L'accord, négocié par le Syndicat canadien des employés du secteur public (SCESP), introduit un bonus pour les membres d'équipage en cabine, qui permet de compenser le temps non payé auparavant pendant les opérations au sol. Cette modification a pour effet de déplacer les structures de rémunération vers des modèles traditionnels ne basés que sur les heures de vol, vers un calcul plus large des heures de travail totales, y compris le check-in et d'autres tâches de préparation au départ. Le SCESP souhaitait une compensation complète pour toute la durée des postes de travail, depuis le check-in jusqu'au départ.

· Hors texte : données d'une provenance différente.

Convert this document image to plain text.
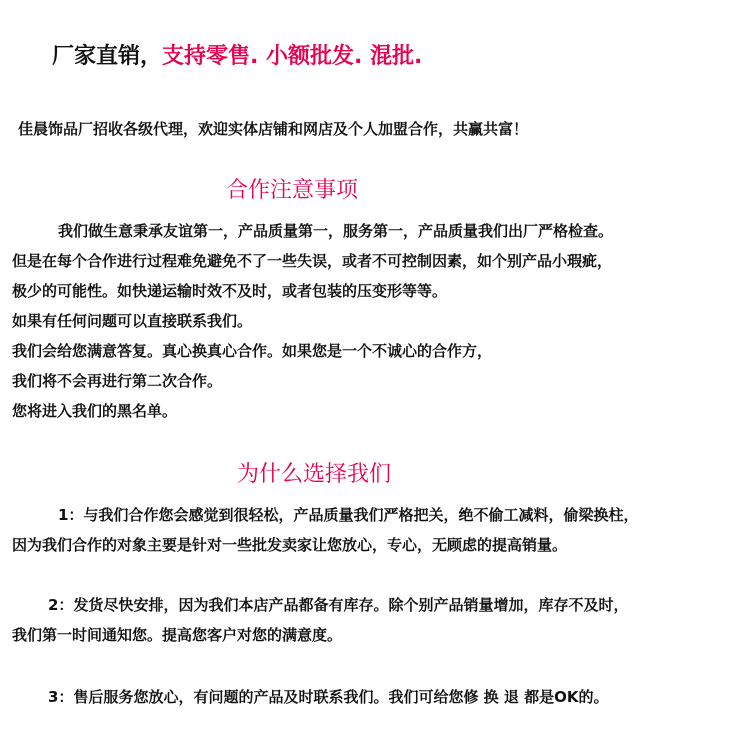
厂家直销，支持零售. 小额批发. 混批.
佳晨饰品厂招收各级代理，欢迎实体店铺和网店及个人加盟合作，共赢共富！
合作注意事项
我们做生意秉承友谊第一，产品质量第一，服务第一，产品质量我们出厂严格检查。
但是在每个合作进行过程难免避免不了一些失误，或者不可控制因素，如个别产品小瑕疵，
极少的可能性。如快递运输时效不及时，或者包装的压变形等等。
如果有任何问题可以直接联系我们。
我们会给您满意答复。真心换真心合作。如果您是一个不诚心的合作方，
我们将不会再进行第二次合作。
您将进入我们的黑名单。
为什么选择我们
1：与我们合作您会感觉到很轻松，产品质量我们严格把关，绝不偷工减料，偷梁换柱，
因为我们合作的对象主要是针对一些批发卖家让您放心，专心，无顾虑的提高销量。
2：发货尽快安排，因为我们本店产品都备有库存。除个别产品销量增加，库存不及时，
我们第一时间通知您。提高您客户对您的满意度。
3：售后服务您放心，有问题的产品及时联系我们。我们可给您修 换 退 都是OK的。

Cet accord provisoire fait suite à une courte grève des stewardesses de WestJet, qui a contraint plusieurs vols à l'atterrissage et a suscité des comparisons avec des mouvements de grève dans d'autres grandes compagnies aériennes nord-américaines. Air Canada, American Airlines, Alaska Air, Delta Air Lines et United Airlines ont toutes introduit des formes de paiement pour l'embarquement ou le temps au sol, dans les récents accords avec leurs syndicats. L'accord conclu avec WestJet s'applique à environ 4 400 stewardesses représentants par CUPE.
WestJet n'a pas commenté immédiatement l'incidence financière de l'accord ni le calendrier opérationnel de sa mise en œuvre.